— Люди берут, что поближе, — говорит Костромин, — а о земле забывают. Ведь все богатство в земле. Да вот я читаю в газетах, какие лучшие показатели в колхозах или совхозах. Пробую у себя на участке, как бы соревнуюсь с лучшими показателями. Конечно, не в том масштабе, но если в землю вложить, можно достигнуть высокого результата. По картофелю, по овощам, и яблони тоже себя оправдают, хотя и суровый климат.

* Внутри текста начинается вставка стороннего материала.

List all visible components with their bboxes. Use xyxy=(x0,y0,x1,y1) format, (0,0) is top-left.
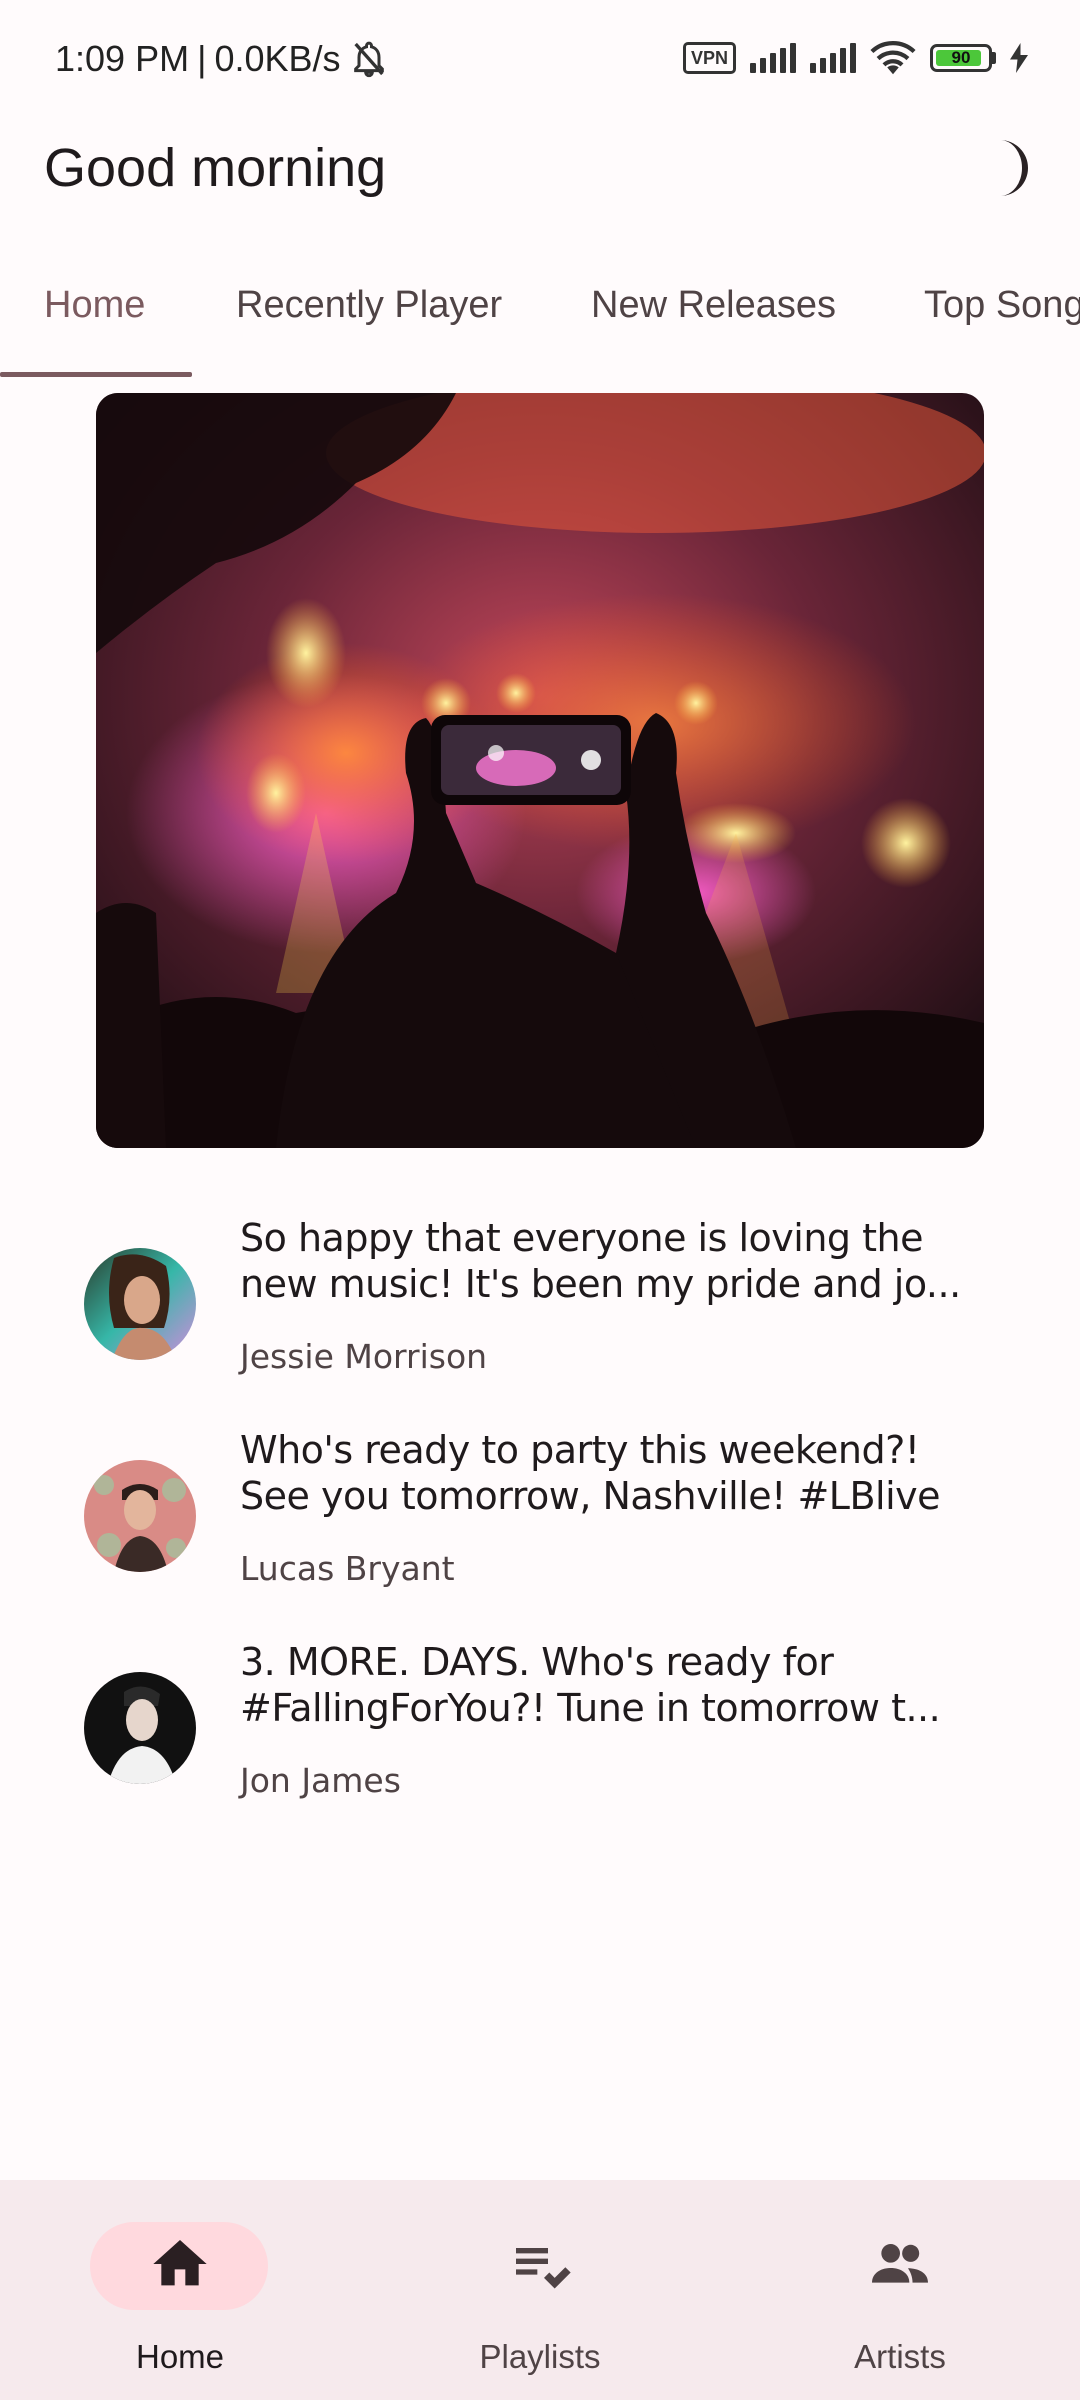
post-text-line: See you tomorrow, Nashville! #LBlive xyxy=(240,1474,941,1518)
nav-artists[interactable]: Artists xyxy=(780,2180,1020,2400)
status-left: 1:09 PM | 0.0KB/s xyxy=(55,38,389,80)
tab-label: New Releases xyxy=(591,284,836,326)
tab-new-releases[interactable]: New Releases xyxy=(591,262,836,380)
nav-label: Playlists xyxy=(479,2338,601,2375)
active-tab-indicator xyxy=(0,372,192,377)
avatar[interactable] xyxy=(84,1672,196,1784)
charging-icon xyxy=(1010,43,1028,73)
concert-photo xyxy=(96,393,984,1148)
tab-top-songs[interactable]: Top Songs xyxy=(924,262,1080,380)
battery-icon: 90 xyxy=(930,44,992,72)
battery-level: 90 xyxy=(951,48,971,67)
dark-mode-toggle[interactable] xyxy=(980,136,1040,200)
home-icon xyxy=(153,2240,207,2286)
feed-item[interactable]: So happy that everyone is loving the new… xyxy=(0,1215,1080,1415)
moon-icon xyxy=(1000,140,1028,196)
post-text-line: Who's ready to party this weekend?! xyxy=(240,1428,920,1472)
nav-label: Artists xyxy=(854,2338,946,2375)
nav-home[interactable]: Home xyxy=(60,2180,300,2400)
post-text: So happy that everyone is loving the new… xyxy=(240,1215,1000,1307)
tab-recently-played[interactable]: Recently Player xyxy=(236,262,502,380)
author-name: Jon James xyxy=(240,1761,401,1800)
avatar[interactable] xyxy=(84,1248,196,1360)
network-speed: 0.0KB/s xyxy=(214,38,341,79)
featured-concert-image[interactable] xyxy=(96,393,984,1148)
bell-off-icon xyxy=(353,41,384,78)
tab-label: Home xyxy=(44,284,146,326)
post-text: Who's ready to party this weekend?! See … xyxy=(240,1427,1000,1519)
avatar-jon-james xyxy=(84,1672,196,1784)
tab-label: Recently Player xyxy=(236,284,503,326)
avatar[interactable] xyxy=(84,1460,196,1572)
signal-icon xyxy=(750,43,796,73)
status-separator: | xyxy=(197,38,207,79)
tab-label: Top Songs xyxy=(924,284,1080,326)
post-text-line: new music! It's been my pride and jo... xyxy=(240,1262,961,1306)
avatar-jessie-morrison xyxy=(84,1248,196,1360)
author-name: Jessie Morrison xyxy=(240,1337,488,1376)
feed-item[interactable]: Who's ready to party this weekend?! See … xyxy=(0,1427,1080,1627)
feed-item[interactable]: 3. MORE. DAYS. Who's ready for #FallingF… xyxy=(0,1639,1080,1839)
nav-label: Home xyxy=(135,2338,225,2375)
author-name: Lucas Bryant xyxy=(240,1549,455,1588)
vpn-badge: VPN xyxy=(682,42,736,74)
tab-home[interactable]: Home xyxy=(44,262,145,380)
bottom-navigation: Home Playlists Artists xyxy=(0,2180,1080,2400)
playlist-check-icon xyxy=(516,2248,571,2289)
status-bar: 1:09 PM | 0.0KB/s VPN 90 xyxy=(0,0,1080,120)
avatar-lucas-bryant xyxy=(84,1460,196,1572)
status-time: 1:09 PM xyxy=(55,38,190,79)
post-text: 3. MORE. DAYS. Who's ready for #FallingF… xyxy=(240,1639,1000,1731)
wifi-icon xyxy=(870,41,916,75)
post-text-line: So happy that everyone is loving the xyxy=(240,1216,923,1260)
greeting-title: Good morning xyxy=(44,138,387,198)
post-text-line: 3. MORE. DAYS. Who's ready for xyxy=(240,1640,834,1684)
signal-icon-2 xyxy=(810,43,856,73)
nav-playlists[interactable]: Playlists xyxy=(420,2180,660,2400)
battery-indicator: 90 xyxy=(930,44,996,72)
battery-cap xyxy=(992,52,996,64)
status-right: VPN 90 xyxy=(682,40,1028,76)
people-icon xyxy=(872,2244,928,2283)
post-text-line: #FallingForYou?! Tune in tomorrow t... xyxy=(240,1686,941,1730)
category-tabs: Home Recently Player New Releases Top So… xyxy=(0,262,1080,380)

— Ну ладно, это все верно, овощи, фрукты... Ведь от мира-то вы отрезаны. Хутор у вас. Дети растут, ни кино, ни журнала.. С каким багажом вы их отпускаете в жизнь? Допустим, вы в них воспитаете ответственность перед землей. А как они будут жить в коллективе? А ответственность перед обществом?.. Вряд ли они вас поблагодарят.
Старик откатил по столу свои кулаки друг от дружки и опять скатил вместе...
— Разно бывает. Иные в больших городах растут, правил человеческих не соблюдают. Да вот на метеостанции в Айре работал Семенов Борис. Из Томска приехал с дипломом. С моей дочкой старшей, с Марьяной, они стали жить. Без регистрации брака. А у него, оказалось, жена есть и дочь. Он от алиментов спасался, а у Марьяны теперь тоже дочка. Он пьяный напился, ударил начальника метеостанции. Теперь будет суд. А он собирается ехать в одну из южных республик. Там еще себе жену заведет. Много лишнего пьют. Серьезно. Народ через лишения идет к своим идеалам, а пьянство мешает людям.
— Ну, попался один такой прощелыга, зачем же преувеличивать: «люди, народ»?
...Костроминский пацан от возни съехал с печки. И было уже заплакал — старик быстро и метко тяпнул его ложкой в лоб. Пацан проглотил свое горе.
Старик подымается. Это не так уж легко. Стол велик, обставлен лавками, пустого пространства нету в избе.
— Сейчас я в омшаник за яблоками схожу. Яблочков нам хватает весь год, да вот нашей семье. Два сына женаты, отдельно живут, им посылаем.
...Костромин приносит яблоки в лукошке, выкладывает их любовно на стол, они румяны, ядрены, лоснятся от своей настоявшейся зрелости.
Старик забывает о разговоре, любуется яблоками.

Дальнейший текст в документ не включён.